There is another reason to believe Phillip did not murder his wife: He was in California at the time, and he is dying of a brain disorder, and nothing he says can be trusted. So says Phillips’s lawyer, and he hires Hogan to prove his client is innocent.
Hogan, ex-Marine and ex-cop, is an alien in the SoHo art scene. A staunch Catholic, he finds SoHo’s culture of drugs, drink, and sex a sinkhole of debauchery, even while he is not above having an affair with Phillip’s ex-wife, Angela. Hogan needs Jackson to serve as a guide to SoHo.
Jackson, a complex man who forgave his own wife’s serial affairs up until her death from AIDS contracted during one of her many infidelities, is no saint himself. He admits to selling second-rate art at first-rate prices to Phillip. But he does know SoHo, and he knows Angela and Phillip’s young daughter, Melissa.
Much as Jackson hates to admit it, he knows Angela has a motive to murder Amanda. It was Amanda who enticed Phillip to divorce Angela, who was left with only a house, an infant daughter, and none of the millions from Phillip’s tech company, to which she should have been entitled. But would she have waited 12 years to take revenge?
When Melissa admits to having Amanda’s missing laptop computer, Jackson fears that the girl found it in her mother’s bedroom; however, Melissa insists that a disreputable videographer named Paul Morse gave it to her to hide.
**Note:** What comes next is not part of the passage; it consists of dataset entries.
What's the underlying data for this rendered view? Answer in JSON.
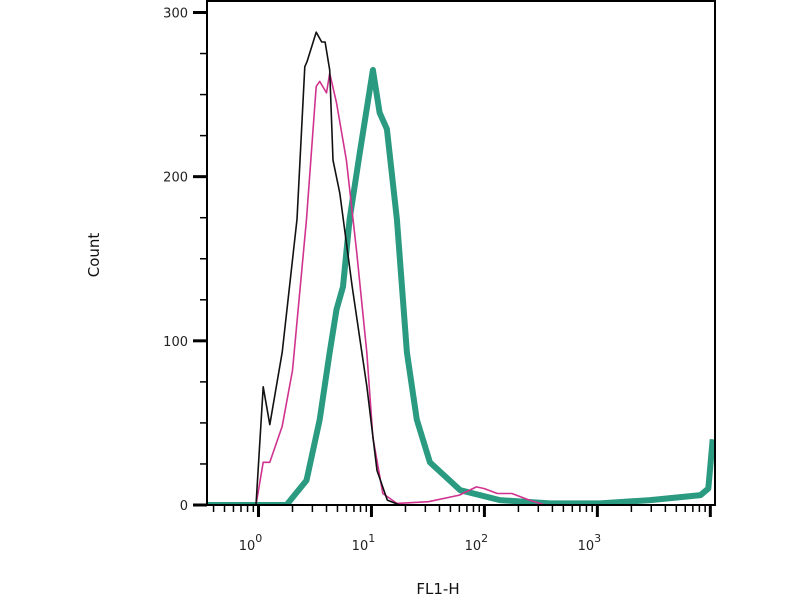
{
  "chart_data": {
    "type": "line",
    "title": "",
    "xlabel": "FL1-H",
    "ylabel": "Count",
    "x_scale": "log",
    "xlim": [
      0.35,
      11000
    ],
    "ylim": [
      0,
      307
    ],
    "x_ticks": [
      {
        "base": "10",
        "exp": "0",
        "value": 1
      },
      {
        "base": "10",
        "exp": "1",
        "value": 10
      },
      {
        "base": "10",
        "exp": "2",
        "value": 100
      },
      {
        "base": "10",
        "exp": "3",
        "value": 1000
      }
    ],
    "y_ticks": [
      0,
      100,
      200,
      300
    ],
    "y_minor_step": 25,
    "grid": false,
    "legend": "none",
    "series": [
      {
        "color": "#111111",
        "points": [
          [
            0.35,
            0
          ],
          [
            0.89,
            0
          ],
          [
            0.95,
            0
          ],
          [
            1.1,
            72
          ],
          [
            1.26,
            49
          ],
          [
            1.62,
            93
          ],
          [
            2.19,
            174
          ],
          [
            2.57,
            267
          ],
          [
            2.69,
            270
          ],
          [
            3.24,
            288
          ],
          [
            3.63,
            282
          ],
          [
            3.89,
            282
          ],
          [
            4.27,
            265
          ],
          [
            4.57,
            210
          ],
          [
            5.25,
            190
          ],
          [
            6.76,
            133
          ],
          [
            9.12,
            72
          ],
          [
            11.2,
            21
          ],
          [
            13.8,
            3
          ],
          [
            17.8,
            0
          ]
        ]
      },
      {
        "color": "#d0338f",
        "points": [
          [
            0.89,
            0
          ],
          [
            0.95,
            0
          ],
          [
            1.1,
            26
          ],
          [
            1.26,
            26
          ],
          [
            1.62,
            48
          ],
          [
            2.0,
            82
          ],
          [
            2.66,
            174
          ],
          [
            3.24,
            255
          ],
          [
            3.48,
            258
          ],
          [
            4.0,
            251
          ],
          [
            4.27,
            263
          ],
          [
            4.9,
            245
          ],
          [
            6.0,
            210
          ],
          [
            7.4,
            154
          ],
          [
            9.1,
            93
          ],
          [
            10.3,
            41
          ],
          [
            12.6,
            7
          ],
          [
            16.8,
            1
          ],
          [
            32,
            2
          ],
          [
            60,
            6
          ],
          [
            85,
            11
          ],
          [
            100,
            10
          ],
          [
            130,
            7
          ],
          [
            175,
            7
          ],
          [
            250,
            3
          ],
          [
            345,
            0
          ]
        ]
      },
      {
        "color": "#2a9a80",
        "points": [
          [
            0.35,
            0
          ],
          [
            1.77,
            0
          ],
          [
            2.66,
            15
          ],
          [
            3.48,
            52
          ],
          [
            4.27,
            93
          ],
          [
            4.9,
            119
          ],
          [
            5.6,
            133
          ],
          [
            6.4,
            174
          ],
          [
            7.9,
            215
          ],
          [
            10.3,
            265
          ],
          [
            11.8,
            239
          ],
          [
            13.7,
            229
          ],
          [
            16.8,
            174
          ],
          [
            20.6,
            93
          ],
          [
            25.2,
            52
          ],
          [
            32.9,
            26
          ],
          [
            61,
            9
          ],
          [
            137,
            3
          ],
          [
            380,
            1
          ],
          [
            1060,
            1
          ],
          [
            2940,
            3
          ],
          [
            8200,
            6
          ],
          [
            9600,
            10
          ],
          [
            10500,
            40
          ]
        ]
      }
    ]
  }
}
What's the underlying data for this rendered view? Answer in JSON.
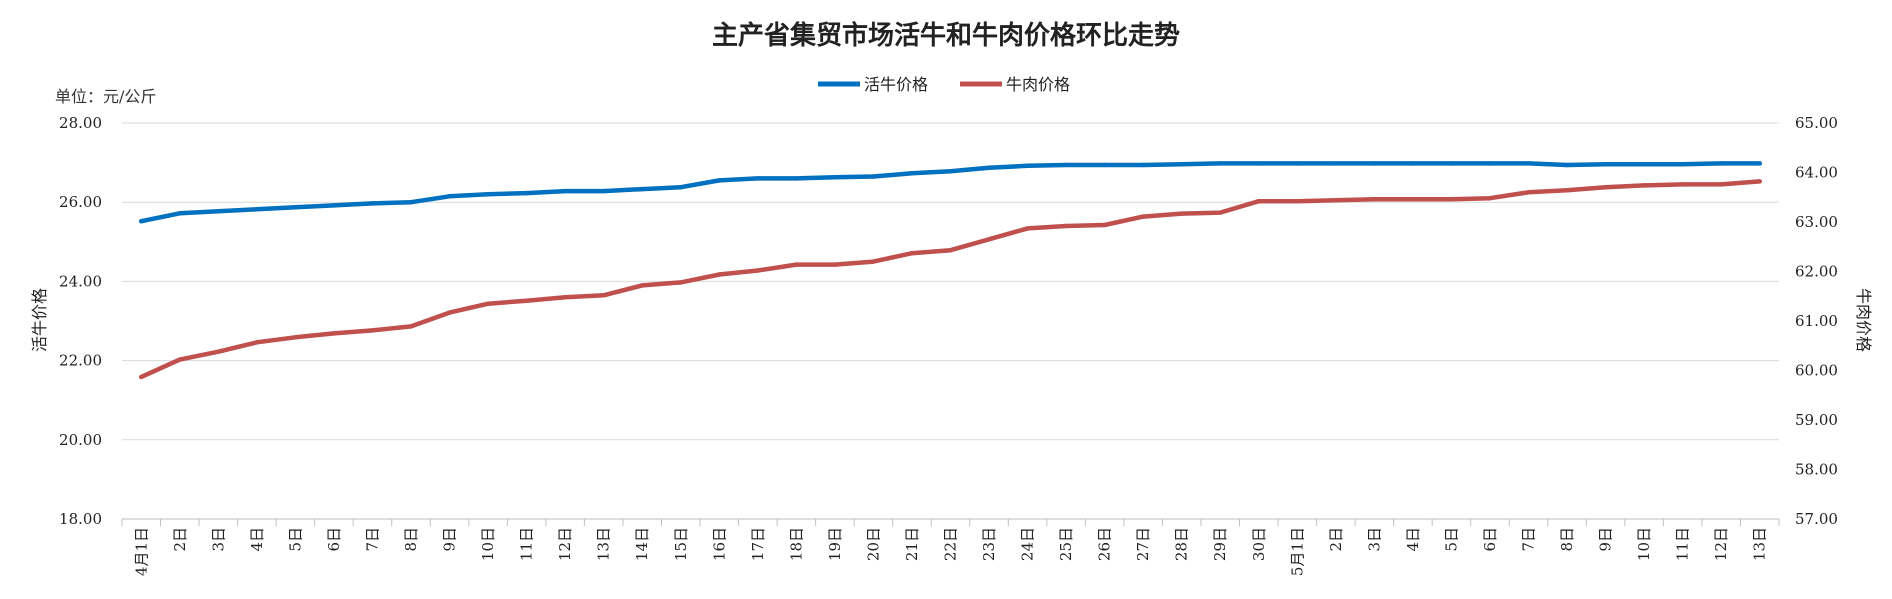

Morse was sleeping with Amanda and stole her computer to prevent the police finding any information about his relationship to the dead woman.
Jackson is shocked to learn first that Amanda had a lover, and second that it was the sleazy hanger-on to the art world and host of an equally sleazy late night TV show where he broadcast his videos. “. . . this particular boy toy had the measly income of a poet and the conversation of a video-store clerk. One of those pretty, brutish male-model types who look like they’ve just been smacked between the eyes with a brick.”
When Melissa tells Jackson that she and Paul email each other, and that he takes pictures of her when her mother is not present, Jackson is convinced that Paul Morse is more than just videographer. He is a sexual predator, and a damn good suspect for Amanda’s murder.
Jackson and Hogan set up a sting operation to catch Paul in the act of filming his pornographic videos of underage girls and adult males. He asks Melissa to help him, a request that enrages Angela after she discovers it.
A search of Paul’s apartment turns up the murder weapon used in Amanda’s death. Despite Paul’s claims that he didn’t kill Amanda, he is arrested and charged. If the prosecutor can’t prove Paul guilty on the murder charge, there are still the charges of child pornography.
The case is solved; Phillip, quickly succumbing to his brain disorder, can die in peace, or what passes for peace; and Melissa will inherit her father’s millions, since he failed to change his will in favor of his mistress. Best of all, Amanda’s killer is not a true resident of SoHo. He hangs out on the fringes, hides in the shadows, and is a person of no account in SoHo.
In a powerful plot twist, Amanda’s murder case is reopened, and another person is charged with the crime. Although the twist is unexpected, the explanation is logical and Jackson accepts it. Until he doesn’t.
A very dark, very noir crime novel, SoHo Sins by Richard Vine is a satisfying read for fans of the genre. Although the characters, as in most noir crime novels, are not at all warm and fuzzy, they are realistic. SoHo is itself a character—and is the strongest one all. Five out of five stars for this debut novel.